According to a Financial Times analysis, readers who saw an ad for at least five seconds experienced, on average, 79% greater brand recall. In addition, across the study, it saw an average uplift across brand measures like familiarity, association and consideration of 62% when readers were exposed to an ad for that long, Mr. Slade added.

He declined to say how much the Financial Times would charge for an hour of time, but he said it determines cost per hour by looking at CPMs, effectively backing into a number.

"When you buy a thousand impressions on any website, you are inadvertently buying time as it is -- 20,000 impressions creates a period of time as they're served out," Mr. Slade said.

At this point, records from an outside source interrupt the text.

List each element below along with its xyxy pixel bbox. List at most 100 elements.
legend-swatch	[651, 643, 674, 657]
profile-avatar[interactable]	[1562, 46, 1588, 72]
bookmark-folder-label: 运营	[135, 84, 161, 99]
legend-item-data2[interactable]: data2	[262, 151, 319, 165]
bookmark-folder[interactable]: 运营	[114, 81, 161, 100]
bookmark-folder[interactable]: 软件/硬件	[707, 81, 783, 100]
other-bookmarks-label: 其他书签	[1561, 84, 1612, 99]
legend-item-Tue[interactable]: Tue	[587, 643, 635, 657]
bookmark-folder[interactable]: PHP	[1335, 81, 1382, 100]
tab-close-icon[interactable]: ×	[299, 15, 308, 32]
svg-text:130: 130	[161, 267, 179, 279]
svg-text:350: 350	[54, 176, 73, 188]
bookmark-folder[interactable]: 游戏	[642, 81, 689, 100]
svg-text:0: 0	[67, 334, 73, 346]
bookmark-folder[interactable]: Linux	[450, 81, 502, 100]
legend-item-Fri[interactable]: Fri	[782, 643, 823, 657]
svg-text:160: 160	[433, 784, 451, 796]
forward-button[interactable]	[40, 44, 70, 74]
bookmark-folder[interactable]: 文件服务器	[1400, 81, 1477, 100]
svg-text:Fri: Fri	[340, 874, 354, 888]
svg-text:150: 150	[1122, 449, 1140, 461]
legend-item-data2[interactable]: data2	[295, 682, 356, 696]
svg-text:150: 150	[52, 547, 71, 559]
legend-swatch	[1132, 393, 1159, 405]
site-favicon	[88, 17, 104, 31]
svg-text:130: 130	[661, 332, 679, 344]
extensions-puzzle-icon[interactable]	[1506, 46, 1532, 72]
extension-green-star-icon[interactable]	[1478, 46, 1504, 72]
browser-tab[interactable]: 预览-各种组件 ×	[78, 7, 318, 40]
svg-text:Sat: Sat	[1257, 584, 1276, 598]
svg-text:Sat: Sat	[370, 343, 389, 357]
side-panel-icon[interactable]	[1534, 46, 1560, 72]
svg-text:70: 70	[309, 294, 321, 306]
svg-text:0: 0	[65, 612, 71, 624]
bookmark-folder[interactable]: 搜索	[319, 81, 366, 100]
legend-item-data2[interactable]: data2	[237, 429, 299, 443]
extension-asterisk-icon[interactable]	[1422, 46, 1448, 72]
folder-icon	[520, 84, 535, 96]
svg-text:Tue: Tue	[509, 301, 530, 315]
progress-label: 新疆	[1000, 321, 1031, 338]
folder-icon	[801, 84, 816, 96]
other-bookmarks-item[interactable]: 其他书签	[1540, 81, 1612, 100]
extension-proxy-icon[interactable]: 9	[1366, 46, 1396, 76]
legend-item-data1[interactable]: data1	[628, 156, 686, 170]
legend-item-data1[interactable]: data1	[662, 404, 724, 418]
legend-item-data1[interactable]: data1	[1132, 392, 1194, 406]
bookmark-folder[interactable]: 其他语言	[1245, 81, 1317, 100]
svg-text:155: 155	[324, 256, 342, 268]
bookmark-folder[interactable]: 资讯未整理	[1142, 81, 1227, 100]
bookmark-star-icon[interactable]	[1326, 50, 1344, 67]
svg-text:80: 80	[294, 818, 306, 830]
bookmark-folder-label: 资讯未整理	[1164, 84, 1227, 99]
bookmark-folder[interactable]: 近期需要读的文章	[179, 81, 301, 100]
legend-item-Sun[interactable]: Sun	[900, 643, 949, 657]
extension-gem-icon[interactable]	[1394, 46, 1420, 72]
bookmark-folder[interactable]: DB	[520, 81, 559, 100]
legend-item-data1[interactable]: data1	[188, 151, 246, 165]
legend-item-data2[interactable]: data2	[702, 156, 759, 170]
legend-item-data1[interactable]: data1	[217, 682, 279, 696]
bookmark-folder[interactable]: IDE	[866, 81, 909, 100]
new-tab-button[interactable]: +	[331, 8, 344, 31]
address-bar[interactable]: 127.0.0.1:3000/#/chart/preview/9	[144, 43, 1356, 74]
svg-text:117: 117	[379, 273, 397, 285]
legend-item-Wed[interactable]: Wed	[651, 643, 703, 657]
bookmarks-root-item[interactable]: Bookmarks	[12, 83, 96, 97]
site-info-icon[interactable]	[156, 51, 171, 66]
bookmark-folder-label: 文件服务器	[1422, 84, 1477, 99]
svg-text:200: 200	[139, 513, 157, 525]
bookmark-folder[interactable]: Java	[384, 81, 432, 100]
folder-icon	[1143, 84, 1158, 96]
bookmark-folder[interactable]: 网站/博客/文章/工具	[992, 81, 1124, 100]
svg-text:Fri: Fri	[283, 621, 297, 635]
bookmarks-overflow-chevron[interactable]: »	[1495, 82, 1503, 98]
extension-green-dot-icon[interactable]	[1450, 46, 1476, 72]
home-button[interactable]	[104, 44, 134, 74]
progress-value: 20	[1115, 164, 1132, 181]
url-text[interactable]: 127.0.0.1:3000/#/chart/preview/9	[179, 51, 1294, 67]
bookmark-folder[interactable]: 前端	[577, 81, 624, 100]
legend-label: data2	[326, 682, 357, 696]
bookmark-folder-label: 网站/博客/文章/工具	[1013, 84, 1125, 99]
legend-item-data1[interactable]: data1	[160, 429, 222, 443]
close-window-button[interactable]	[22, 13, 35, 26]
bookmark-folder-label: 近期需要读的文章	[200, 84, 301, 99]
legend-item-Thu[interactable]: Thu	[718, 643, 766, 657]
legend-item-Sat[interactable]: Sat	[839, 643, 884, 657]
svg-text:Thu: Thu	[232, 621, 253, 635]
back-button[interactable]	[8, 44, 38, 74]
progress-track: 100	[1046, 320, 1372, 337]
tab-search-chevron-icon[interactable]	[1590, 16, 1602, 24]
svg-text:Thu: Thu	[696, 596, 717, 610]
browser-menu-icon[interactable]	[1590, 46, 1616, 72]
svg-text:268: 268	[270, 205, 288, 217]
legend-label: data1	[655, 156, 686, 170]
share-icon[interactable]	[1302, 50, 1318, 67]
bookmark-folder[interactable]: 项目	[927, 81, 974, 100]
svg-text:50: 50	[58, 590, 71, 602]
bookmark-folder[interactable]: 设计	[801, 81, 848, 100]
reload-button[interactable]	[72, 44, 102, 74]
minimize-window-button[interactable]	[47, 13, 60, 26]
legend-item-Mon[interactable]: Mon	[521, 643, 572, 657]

"We're not trying to gain any price advantage on this, so we're equating the cost per hour to roughly what you're already buying as a CPM," Mr. Slade said. However, in a follow-up conversation, he conceded that the company will "think about how we evolve our pricing model." The Financial Times is looking for six advertisers during the next three months to buy on a cost-per-hour basis. Other advertisers can continue to buy impressions based on CPM.

Getting creative
A shift to attention metrics would not only change how ads are bought, but how they're made.

"If this were to become standard -- and I'm not saying it is -- it would certainly shine a spotlight on the quality of the creative and put more accountability on agencies and marketers to make sure the creative is more compelling and appealing and elicits greater connections with consumers," said Ms. Mane.

Andrew Essex, vice chairman of creative agency Droga5, said creatives want to do work that's qualitatively superior. "They don't want to produce stuff that's pollution," he said, referring to poorly done banner ads cluttering web pages.

However, a new way of valuing banner ads might inspire them to reconsider the medium, according to Mr. Essex. "They would be dealing with more complicated audience responses that I think are more human than simply the number of people attached," he said.

With the viewability standard in place, creative agencies should expect the ground to continue shifting toward attention metrics -- whether cost per hour, cost per 30 seconds or something else. "I don't think it will be one single metric," said Jonah Goodhart, CEO of Moat, a digital ad analytics firm. "We will see a shift on transacting on viewability in late 2014 or early 2015," he added. "This idea of buying media on the metric that makes the most sense for you is where we'll see the world going."

Ms. Reed was even more assertive: "One year from now it becomes a common way to buy, and eventually it will become the way to buy."